Since the early 1990s Graeme’s research has investigated the critical–reflexive thinking and forming processes in visual arts and studio–based research practices. These ideas are described in his groundbreaking 2005 book, Art Practice as Research: Inquiry in Visual Arts, with a revised and expanded edition published in 2010. Graeme has authored numerous book chapters and articles on practice–based research published in the USA, UK, Europe, Asia and Australasia. He has received several awards, including the 2007 Lowenfeld Award from the National Art Education Association (USA) for significant contribution to the field of art education, and the 1990 Manual Barkan Memorial Award for scholarly writing. Graeme is also the author of Seeing Australia: Views of Artists and Artwriters (1994). He has taken on many professional roles and is the former Senior Editor of Studies in Art Education, and editor of Australian Art Education. He is currently Associate Commissioner of the NAEA Research Commission.
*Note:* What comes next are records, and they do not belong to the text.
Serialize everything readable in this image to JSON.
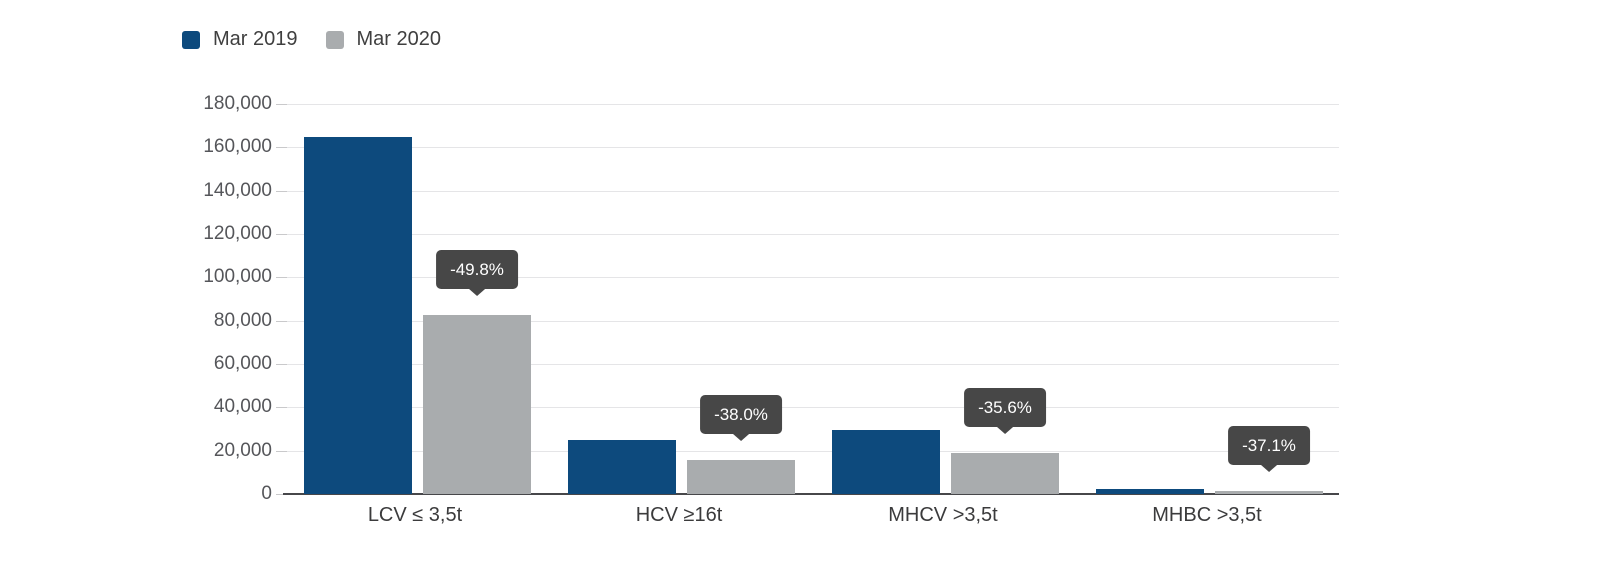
{
  "chart_data": {
    "type": "bar",
    "title": "",
    "xlabel": "",
    "ylabel": "",
    "categories": [
      "LCV ≤ 3,5t",
      "HCV ≥16t",
      "MHCV >3,5t",
      "MHBC >3,5t"
    ],
    "series": [
      {
        "name": "Mar 2019",
        "color": "#0d4a7d",
        "values": [
          165000,
          25000,
          29500,
          2500
        ]
      },
      {
        "name": "Mar 2020",
        "color": "#a9acae",
        "values": [
          82800,
          15500,
          19000,
          1570
        ]
      }
    ],
    "change_labels": [
      "-49.8%",
      "-38.0%",
      "-35.6%",
      "-37.1%"
    ],
    "y_axis": {
      "min": 0,
      "max": 180000,
      "tick_step": 20000,
      "tick_labels": [
        "180,000",
        "160,000",
        "140,000",
        "120,000",
        "100,000",
        "80,000",
        "60,000",
        "40,000",
        "20,000",
        "0"
      ]
    },
    "grid": true,
    "legend_position": "top-left"
  },
  "styles": {
    "tooltip_bg": "#474747",
    "tooltip_text": "#ffffff",
    "grid_color": "#e5e5e7",
    "axis_color": "#47474a",
    "y_label_color": "#55565a",
    "x_label_color": "#3b3b3c"
  }
}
Graeme maintains an active art practice and his Streetworks have been installed in several international cities over the past twenty years. He uses materials retrieved from the streets to create artworks that are exhibited and later installed at local sites. Graeme explains, “I’m not sure what happens to most of my Streetworks. But even if the life of the artwork is short, or the encounter brief, one never really knows the outcome, nor where the experience of art happens. I like that.” Graeme’s most recent streetwork project was participating in an exhibition, Art is Me, Art is You, held at the Korean Cultural Center in Los Angeles. This group exhibition celebrated community engagement on the anniversary of the LA (Rodney King) riots of 1992 and included a public art walk performance where the artists ‘wore’ their artwork as a gesture to emphasize that the creative impulse originates within an individual yet its significance needs to be seen and felt within the community. His piece was later installed in a vacant allotment in southside Los Angeles.